Prétentieux incontestablement de mettre en parallèle deux regards qui n’ont pas lieu d’être comparés, et plutôt que critique j’aimerais mieux dire observateur, tant ma répulsion est forte pour ce terme de critique, quelque soit ce à quoi il se rapporte. Cette mise au point une fois faite, comment mesurer sur une échelle de valeur le regard du créateur, actif, à celui de l’observateur, passif, même si les beaux discours actuels, se référant à la physique quantique nous disent que « l’observation de l’expérience modifie l’expérience » ! Taratata, dirait-on dans les chaumières, ce n’est pas parce qu’on observera assidument La Joconde qu’elle modifiera son sourire énigmatique !
Trêve de digression, je ne peux que vous engager à aller voir « L’aura du sol », l’exposition des photographes, Anne Favret et Patrick Manez, à la Galerie du Musée de la Photographie Charles Nègre de Nice, car elle est, sur bien des facettes, surprenante, et par-là-même, excellente. Favret & Manez présentent dans un même lieu, deux de leurs séries, « Les Arpenteurs* »

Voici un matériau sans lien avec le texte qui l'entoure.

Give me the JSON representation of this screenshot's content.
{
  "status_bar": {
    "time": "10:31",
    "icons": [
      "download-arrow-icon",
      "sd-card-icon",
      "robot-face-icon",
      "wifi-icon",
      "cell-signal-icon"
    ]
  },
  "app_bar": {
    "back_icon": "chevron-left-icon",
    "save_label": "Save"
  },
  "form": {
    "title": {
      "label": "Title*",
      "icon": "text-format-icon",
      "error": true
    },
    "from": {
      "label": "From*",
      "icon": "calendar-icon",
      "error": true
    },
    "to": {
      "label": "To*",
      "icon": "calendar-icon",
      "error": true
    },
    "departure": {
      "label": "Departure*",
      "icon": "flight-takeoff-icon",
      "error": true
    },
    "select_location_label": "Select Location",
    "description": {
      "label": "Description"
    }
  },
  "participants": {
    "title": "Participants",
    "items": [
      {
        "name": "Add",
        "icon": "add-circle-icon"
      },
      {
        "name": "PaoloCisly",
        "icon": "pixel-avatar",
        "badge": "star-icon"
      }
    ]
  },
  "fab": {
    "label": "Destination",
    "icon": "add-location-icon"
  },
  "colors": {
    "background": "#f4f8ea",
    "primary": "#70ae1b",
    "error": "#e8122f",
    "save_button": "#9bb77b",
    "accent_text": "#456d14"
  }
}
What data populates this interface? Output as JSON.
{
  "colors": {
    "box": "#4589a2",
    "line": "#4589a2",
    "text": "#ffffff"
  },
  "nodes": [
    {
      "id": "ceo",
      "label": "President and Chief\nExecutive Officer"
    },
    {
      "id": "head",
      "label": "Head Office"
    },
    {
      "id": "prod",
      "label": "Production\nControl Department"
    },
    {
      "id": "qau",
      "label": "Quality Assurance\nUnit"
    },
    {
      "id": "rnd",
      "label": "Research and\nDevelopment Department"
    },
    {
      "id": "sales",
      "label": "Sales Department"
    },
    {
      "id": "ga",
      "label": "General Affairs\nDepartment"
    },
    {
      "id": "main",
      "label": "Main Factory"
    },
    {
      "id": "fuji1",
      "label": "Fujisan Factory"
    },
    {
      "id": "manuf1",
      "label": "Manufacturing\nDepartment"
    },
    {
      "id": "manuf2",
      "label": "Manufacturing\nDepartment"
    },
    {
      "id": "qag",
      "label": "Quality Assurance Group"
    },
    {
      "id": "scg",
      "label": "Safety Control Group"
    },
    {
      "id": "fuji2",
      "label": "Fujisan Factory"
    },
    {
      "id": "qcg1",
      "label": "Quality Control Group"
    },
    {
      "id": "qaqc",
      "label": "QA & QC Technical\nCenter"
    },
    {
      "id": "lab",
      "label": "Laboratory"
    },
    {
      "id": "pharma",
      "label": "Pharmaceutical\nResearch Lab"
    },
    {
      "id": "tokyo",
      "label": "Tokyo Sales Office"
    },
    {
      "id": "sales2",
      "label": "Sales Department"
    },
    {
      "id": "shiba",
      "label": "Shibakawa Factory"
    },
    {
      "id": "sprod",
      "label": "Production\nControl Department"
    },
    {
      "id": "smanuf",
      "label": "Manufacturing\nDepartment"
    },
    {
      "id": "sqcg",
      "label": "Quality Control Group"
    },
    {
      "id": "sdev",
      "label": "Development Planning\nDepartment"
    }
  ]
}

et « Hyperboréal *» ; l’une met en scène leur travail sur l’observatoire de Calern, faisant l’objet d’une édition en 2014, l’autre résulte d’un projet récent mené en Islande. Ces deux œuvres entretiennent entre elles de multiples filiations, dans la démarche adoptée, comme dans les partis pris esthétiques et la genèse de leurs réalisations successives.
En quoi, maintenant, m’ont-elles séduite, au-delà de la terminologie du dossier de presse ? D’abord parce que, plus qu’une filiation j’y ai lu, au premier regard, une œuvre commune. Et ma surprise, allez, j’ose dire mon émotion, est venue de ces portraits d’hommes et de femmes, posés telles des éléments de la nature, êtres venus d’une autre planète ou d’un autre temps, bien que singulièrement contemporains, dans ces paysages fantastiques et envoûtants.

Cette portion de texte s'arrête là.